Old Densie had for the last few days been much in ’Lina’s mind. She had disliked her at Saratoga, and somehow it made her feel uncomfortable every time she thought of finding her at Spring Bank. Densie had never forgotten ’Lina, and many a time had she recalled the peculiar expression of her black eyes, shuddering as she remembered how much they were like another pair of eyes whose gleams of passion had once thrilled her with terror.
“Upon my word,” ’Lina began, as she entered the pleasant parlor, “this is better than I expected. Somebody has been very kind for my sake. Miss Johnson, I’m sure it’s you I have to thank,” and with a little flash of gratitude she turned to Alice, who replied in a low tone:
“Thank your brother. He made a sacrifice for the sake of surprising you.”

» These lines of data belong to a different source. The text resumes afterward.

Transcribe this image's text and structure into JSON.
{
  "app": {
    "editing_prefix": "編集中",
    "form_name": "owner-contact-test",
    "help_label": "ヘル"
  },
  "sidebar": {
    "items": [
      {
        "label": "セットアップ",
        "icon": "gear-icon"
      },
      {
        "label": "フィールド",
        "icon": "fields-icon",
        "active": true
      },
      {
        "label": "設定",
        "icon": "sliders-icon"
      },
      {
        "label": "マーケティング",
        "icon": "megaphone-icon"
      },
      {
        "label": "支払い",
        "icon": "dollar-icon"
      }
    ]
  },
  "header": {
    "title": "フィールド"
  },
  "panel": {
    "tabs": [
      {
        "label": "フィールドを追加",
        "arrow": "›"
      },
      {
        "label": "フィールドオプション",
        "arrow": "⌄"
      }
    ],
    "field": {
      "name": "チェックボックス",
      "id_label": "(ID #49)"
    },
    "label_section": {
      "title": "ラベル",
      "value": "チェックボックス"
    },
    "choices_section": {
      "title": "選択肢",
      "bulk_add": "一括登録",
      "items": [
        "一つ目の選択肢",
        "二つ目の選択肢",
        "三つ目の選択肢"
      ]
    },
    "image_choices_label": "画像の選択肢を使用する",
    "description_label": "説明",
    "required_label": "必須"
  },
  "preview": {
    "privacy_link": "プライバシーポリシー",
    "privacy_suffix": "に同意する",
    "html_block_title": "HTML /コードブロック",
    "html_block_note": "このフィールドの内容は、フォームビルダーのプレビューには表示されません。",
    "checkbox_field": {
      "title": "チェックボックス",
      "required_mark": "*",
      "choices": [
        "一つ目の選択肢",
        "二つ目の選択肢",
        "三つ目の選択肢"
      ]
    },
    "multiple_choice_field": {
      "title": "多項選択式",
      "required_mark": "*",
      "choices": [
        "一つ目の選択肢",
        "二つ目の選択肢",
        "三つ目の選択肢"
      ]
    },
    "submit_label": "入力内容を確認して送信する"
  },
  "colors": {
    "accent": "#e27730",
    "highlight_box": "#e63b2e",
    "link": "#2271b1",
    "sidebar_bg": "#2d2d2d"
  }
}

Whether it was with a desire to appear amiable in Alice’s eyes, or because she really was touched with Hugh’s generosity, ’Lina involuntarily threw her arm around his neck, and gave to him a kiss which he remembered for many, many years. At the nicely prepared dinner served soon after her arrival, a cloud lowered on ’Lina’s brow, induced by the fact that Densie Densmore was permitted a seat at the table, a proceeding sadly at variance with ’Lina’s lately acquired ideas of aristocracy.
Accordingly that very day she sought an opportunity to speak with her mother when she knew that Densie was in an adjoining room.
“Mother,” she began, “why do you suffer that woman to come to the table? Is it a whim of Alice’s, or what?”
“Oh, you allude to Mrs. Densmore. I couldn’t at first imagine whom you meant,” Mrs. Worthington replied, going on to say how foolish it was for ’Lina to assume such airs, that Densie was as good as anybody, or at all events was a quiet, well-behaved woman, worthy of respect, and that Hugh would as soon stay away himself as banish her from the table because she had once been a servant.
“Yes, but consider Dr. Richards when he comes. What must he think of us? At the North they recognize white niggers as well as black. I tell you I won’t have it, and unless you speak to her, I shall.”
’Lina ate her supper exultingly, free from Densie’s presence, caring little for the lonely old woman whose lip quivered and whose tears started every time that she remembered the slighting words accidentally overheard.
Swiftly the days went by, bringing callers to see ’Lina; Ellen Tiffton, who received back her jewelry, never guessing that the bracelet she clasped upon her arm was not the same lent so many months ago. Ellen was to be bridesmaid, inasmuch as Alice preferred to be more at liberty, and see that matters went on properly. This brought Ellen often to Spring Bank, and as ’Lina was much with her, Alice was left more time to think. Adah’s continued silence with regard to Dr. Richards had troubled her at first, but now she felt relieved. ’Lina had stated distinctly that ere coming to Kentucky, he was going to Terrace Hill, and Adah’s last letter had said the same. She would see him then, and if—if he were George—alas! for the unsuspecting girl who fluttered gayly in the midst of her bridal finery, and wished the time would come when she could “escape from that hole, and go back to dear, delightful Fifth Avenue Hotel.”